Technical constraints on balancing the grid mean there is a limit on how low carbon our electricity can go. National Grid are working to overcome these barriers, and by next year they aim to be capable of running the power system for hours at a time with zero carbon emissions, meaning that it can remain stable with just the synchronous generation from nuclear, biomass and hydro.
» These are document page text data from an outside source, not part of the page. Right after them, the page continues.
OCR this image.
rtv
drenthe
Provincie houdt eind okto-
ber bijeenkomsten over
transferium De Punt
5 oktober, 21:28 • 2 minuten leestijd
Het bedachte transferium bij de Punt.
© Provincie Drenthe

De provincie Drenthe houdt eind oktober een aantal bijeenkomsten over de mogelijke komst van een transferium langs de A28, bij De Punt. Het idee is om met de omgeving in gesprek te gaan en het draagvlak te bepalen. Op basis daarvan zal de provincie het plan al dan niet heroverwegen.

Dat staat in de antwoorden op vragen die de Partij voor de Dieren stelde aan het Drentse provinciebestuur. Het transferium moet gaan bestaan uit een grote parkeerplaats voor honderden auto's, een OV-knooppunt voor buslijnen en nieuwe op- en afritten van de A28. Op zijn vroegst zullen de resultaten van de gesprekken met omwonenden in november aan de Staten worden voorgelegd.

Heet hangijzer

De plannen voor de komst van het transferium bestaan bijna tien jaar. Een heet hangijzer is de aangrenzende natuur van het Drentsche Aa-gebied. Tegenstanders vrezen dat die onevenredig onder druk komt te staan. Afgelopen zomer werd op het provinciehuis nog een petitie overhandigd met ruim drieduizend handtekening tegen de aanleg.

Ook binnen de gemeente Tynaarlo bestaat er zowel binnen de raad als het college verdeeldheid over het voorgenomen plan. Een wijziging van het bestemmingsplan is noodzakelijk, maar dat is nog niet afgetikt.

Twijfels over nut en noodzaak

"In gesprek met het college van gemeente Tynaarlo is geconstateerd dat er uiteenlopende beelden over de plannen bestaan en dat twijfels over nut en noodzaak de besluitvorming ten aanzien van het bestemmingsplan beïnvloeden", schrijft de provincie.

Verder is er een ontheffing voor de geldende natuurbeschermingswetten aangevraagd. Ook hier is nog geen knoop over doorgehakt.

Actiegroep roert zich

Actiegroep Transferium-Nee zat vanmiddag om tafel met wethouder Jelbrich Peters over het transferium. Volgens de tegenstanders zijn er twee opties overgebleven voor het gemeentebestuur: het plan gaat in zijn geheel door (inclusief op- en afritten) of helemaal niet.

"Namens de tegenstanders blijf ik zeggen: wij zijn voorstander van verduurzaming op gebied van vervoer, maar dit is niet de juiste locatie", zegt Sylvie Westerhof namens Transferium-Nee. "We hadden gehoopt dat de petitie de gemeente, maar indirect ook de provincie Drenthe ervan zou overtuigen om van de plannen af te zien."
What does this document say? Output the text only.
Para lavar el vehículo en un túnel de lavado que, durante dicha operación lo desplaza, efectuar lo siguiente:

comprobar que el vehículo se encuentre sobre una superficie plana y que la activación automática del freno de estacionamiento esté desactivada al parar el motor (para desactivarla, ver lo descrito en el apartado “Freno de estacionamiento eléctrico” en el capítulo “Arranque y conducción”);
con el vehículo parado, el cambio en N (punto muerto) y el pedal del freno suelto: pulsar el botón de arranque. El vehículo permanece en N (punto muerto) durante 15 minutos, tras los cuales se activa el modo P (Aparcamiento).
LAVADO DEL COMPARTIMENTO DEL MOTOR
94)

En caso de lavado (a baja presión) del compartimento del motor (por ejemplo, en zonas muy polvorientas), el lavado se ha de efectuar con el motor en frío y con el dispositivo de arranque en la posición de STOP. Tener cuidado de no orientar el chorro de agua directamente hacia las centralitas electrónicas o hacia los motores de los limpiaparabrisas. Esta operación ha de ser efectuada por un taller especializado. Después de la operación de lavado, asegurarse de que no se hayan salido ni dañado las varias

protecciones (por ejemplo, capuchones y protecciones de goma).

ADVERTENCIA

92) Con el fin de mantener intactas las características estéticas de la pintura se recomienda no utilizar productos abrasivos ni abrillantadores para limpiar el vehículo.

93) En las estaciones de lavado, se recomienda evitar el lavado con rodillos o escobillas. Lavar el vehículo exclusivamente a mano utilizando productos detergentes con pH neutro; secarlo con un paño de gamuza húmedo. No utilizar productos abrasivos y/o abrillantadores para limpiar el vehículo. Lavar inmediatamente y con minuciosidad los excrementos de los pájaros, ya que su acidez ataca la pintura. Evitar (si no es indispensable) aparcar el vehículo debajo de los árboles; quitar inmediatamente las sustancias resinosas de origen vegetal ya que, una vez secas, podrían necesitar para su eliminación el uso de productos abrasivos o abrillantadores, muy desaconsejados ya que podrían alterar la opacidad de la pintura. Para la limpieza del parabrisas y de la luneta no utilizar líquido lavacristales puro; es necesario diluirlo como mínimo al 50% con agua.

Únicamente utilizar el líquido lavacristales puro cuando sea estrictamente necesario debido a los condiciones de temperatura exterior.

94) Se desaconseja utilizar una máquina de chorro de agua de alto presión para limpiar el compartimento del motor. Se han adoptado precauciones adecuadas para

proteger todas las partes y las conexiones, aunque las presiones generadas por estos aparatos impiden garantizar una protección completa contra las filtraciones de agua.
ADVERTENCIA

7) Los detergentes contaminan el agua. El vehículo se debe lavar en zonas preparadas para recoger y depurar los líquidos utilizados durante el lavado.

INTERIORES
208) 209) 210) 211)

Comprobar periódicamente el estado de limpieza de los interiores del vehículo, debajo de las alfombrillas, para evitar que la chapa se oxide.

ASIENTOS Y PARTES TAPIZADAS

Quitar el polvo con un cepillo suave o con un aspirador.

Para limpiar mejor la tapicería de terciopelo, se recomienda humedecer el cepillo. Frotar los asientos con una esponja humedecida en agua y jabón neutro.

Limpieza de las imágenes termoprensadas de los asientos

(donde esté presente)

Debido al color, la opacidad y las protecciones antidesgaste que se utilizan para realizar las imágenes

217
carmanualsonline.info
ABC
This will require many changes: more flexibility (storage, interconnection, and demand side response), and innovation both in system management and market designs.
Left: The range of carbon intensity across all hours of 2023 in Britain, compared to the five largest electricity markets in Europe and the United States. Right: The distribution of carbon intensity of electricity in Britain since 2010, split between winter and summer months.
[1] Note, we report this as 28 g/kWh when accounting for the emissions from generating the electricity we import.